Donald Sterling (NBA)
Parmi toutes les controverses ayant impliqué le propriétaire des Clippers de Los Angeles, l’une d’entre elles aura mené la ligue à le forcer à vendre son équipe, en 2014. En formulant des commentaires dégradants envers les Afro-Américains, tout en étant propriétaire d’une équipe au sein d’une ligue dont les trois quarts des joueurs sont noirs, Sterling s’est mis l’ensemble de la NBA à dos.

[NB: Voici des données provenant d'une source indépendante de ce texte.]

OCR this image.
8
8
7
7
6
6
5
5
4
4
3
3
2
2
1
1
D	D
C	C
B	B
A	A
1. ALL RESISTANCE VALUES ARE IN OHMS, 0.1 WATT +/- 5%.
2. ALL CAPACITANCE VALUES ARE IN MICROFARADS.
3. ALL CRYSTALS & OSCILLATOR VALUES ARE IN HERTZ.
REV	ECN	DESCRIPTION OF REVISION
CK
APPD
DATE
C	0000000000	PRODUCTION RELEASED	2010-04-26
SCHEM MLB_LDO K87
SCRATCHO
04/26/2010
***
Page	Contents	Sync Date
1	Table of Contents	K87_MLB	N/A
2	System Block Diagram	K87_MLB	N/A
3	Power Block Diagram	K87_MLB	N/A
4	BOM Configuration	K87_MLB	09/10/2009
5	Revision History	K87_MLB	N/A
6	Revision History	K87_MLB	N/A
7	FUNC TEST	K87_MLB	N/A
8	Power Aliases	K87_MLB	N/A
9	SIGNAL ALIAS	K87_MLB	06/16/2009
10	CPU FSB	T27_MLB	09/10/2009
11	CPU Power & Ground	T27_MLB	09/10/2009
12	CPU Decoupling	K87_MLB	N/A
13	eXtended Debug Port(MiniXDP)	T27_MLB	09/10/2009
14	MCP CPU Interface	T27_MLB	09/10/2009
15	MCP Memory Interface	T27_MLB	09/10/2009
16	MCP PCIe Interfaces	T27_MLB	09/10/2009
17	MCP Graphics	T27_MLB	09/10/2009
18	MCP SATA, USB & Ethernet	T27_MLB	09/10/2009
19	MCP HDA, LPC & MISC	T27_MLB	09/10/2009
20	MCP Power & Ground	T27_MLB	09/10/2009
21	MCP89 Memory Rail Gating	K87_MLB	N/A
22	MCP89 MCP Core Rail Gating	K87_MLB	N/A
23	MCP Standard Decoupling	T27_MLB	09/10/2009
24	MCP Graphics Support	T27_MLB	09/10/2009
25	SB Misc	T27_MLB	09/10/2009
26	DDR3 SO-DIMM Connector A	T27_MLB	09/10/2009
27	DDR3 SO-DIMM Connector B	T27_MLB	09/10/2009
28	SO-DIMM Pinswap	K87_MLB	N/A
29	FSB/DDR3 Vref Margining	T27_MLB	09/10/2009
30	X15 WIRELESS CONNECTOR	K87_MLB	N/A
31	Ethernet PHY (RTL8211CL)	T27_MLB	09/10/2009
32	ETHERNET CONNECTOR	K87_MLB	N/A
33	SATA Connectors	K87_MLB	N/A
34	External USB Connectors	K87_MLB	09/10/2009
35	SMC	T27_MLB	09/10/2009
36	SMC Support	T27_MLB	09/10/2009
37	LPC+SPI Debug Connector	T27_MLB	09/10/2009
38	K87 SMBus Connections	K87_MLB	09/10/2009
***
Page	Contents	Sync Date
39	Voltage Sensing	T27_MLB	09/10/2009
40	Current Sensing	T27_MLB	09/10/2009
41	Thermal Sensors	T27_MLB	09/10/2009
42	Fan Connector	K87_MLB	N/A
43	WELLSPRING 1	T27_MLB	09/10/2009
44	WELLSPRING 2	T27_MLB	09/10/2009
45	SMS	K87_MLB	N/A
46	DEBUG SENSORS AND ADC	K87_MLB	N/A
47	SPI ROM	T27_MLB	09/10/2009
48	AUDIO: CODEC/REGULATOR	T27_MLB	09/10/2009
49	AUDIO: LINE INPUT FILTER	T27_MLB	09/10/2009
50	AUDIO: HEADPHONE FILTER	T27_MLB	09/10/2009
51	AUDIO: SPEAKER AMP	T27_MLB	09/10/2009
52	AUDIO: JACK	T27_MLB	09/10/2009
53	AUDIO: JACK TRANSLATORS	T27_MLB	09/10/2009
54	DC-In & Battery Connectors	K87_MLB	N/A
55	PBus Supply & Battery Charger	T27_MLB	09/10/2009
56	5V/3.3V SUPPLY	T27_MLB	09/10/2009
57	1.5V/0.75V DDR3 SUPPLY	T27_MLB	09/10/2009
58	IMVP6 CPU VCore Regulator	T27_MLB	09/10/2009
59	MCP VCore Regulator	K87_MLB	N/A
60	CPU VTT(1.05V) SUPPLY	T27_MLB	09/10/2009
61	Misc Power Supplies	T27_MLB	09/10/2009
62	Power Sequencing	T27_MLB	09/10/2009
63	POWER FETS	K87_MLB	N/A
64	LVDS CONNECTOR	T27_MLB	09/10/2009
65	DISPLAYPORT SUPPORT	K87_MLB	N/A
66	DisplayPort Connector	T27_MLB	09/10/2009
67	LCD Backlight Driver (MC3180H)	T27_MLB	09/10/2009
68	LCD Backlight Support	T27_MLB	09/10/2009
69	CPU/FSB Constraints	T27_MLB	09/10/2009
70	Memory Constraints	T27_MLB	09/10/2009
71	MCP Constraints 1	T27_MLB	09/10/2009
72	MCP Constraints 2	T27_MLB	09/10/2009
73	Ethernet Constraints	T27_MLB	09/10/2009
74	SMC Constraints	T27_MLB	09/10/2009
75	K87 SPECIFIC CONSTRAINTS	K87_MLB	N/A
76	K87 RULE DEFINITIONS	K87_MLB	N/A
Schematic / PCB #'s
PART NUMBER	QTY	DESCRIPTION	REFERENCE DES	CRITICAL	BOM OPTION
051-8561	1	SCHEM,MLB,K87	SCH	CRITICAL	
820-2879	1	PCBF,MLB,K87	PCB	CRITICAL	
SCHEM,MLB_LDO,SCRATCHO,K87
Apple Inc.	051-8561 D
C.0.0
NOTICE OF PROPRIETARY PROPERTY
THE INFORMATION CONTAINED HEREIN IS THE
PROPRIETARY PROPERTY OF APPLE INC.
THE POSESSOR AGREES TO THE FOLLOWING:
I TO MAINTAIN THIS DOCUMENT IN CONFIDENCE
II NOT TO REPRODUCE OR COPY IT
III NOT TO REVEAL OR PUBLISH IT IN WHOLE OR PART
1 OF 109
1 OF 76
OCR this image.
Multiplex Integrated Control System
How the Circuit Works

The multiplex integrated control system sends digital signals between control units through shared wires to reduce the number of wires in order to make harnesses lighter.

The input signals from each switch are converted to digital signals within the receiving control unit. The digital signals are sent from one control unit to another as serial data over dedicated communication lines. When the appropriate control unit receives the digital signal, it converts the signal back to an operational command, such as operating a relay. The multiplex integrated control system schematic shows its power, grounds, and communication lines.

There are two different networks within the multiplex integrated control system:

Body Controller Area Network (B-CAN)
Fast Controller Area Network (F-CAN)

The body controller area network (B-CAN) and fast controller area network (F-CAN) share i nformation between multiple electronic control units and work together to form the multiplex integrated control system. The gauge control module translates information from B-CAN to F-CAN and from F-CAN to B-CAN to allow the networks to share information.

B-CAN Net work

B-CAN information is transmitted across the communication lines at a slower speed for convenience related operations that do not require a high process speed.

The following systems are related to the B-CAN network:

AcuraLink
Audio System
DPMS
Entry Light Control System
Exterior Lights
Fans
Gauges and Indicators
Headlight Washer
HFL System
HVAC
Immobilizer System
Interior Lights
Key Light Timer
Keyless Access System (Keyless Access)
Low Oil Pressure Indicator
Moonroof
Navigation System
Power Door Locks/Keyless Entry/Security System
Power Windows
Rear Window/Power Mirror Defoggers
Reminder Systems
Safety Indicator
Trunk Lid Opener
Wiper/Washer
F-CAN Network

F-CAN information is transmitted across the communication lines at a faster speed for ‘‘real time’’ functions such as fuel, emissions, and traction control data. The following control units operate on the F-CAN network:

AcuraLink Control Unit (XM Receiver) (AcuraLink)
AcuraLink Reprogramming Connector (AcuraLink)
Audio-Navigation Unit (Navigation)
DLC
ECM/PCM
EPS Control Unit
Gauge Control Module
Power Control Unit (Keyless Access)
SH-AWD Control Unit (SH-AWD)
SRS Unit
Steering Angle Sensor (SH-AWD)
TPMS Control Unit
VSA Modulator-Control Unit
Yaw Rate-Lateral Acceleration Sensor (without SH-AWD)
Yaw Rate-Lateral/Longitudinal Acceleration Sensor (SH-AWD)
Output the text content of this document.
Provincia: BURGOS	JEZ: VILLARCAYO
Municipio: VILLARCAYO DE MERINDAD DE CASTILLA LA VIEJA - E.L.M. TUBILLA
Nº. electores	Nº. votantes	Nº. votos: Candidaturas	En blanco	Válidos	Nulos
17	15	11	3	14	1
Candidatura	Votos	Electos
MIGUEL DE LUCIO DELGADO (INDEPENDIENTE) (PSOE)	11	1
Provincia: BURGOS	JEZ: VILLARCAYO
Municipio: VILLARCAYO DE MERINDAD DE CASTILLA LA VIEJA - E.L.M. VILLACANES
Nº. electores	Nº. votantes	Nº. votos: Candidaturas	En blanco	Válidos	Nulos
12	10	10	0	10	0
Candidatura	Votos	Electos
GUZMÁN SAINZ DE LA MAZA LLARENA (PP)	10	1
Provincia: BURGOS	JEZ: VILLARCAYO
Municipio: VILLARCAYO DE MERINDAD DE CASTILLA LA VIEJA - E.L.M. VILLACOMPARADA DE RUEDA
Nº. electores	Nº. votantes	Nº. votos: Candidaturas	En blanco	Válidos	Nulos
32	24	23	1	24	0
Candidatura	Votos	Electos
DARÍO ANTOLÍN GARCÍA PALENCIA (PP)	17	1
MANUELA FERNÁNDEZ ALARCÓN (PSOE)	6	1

Personne ne pleurera sur son sort, alors qu’il a obtenu deux milliards pour l’équipe qu’il avait payée 12,5 millions en 1981.
Harold Ballard (LNH)
La longue disette des Maple Leafs de Toronto constitue souvent une source de dérision au sein de la LNH, mais plusieurs saisons ont été gâchées par l’ancien propriétaire Harold Ballard, dans les années 1970 et 1980. Refusant de dépenser pour améliorer l’équipe, utilisant plutôt l’argent des Leafs pour rénover sa résidence, s’ingérant dans les opérations quotidiennes de l’équipe, et ayant vu défiler 12 entraîneurs-chefs de 1977 à 1990, Ballard ne constitue aujourd’hui qu’un mauvais souvenir chez les partisans.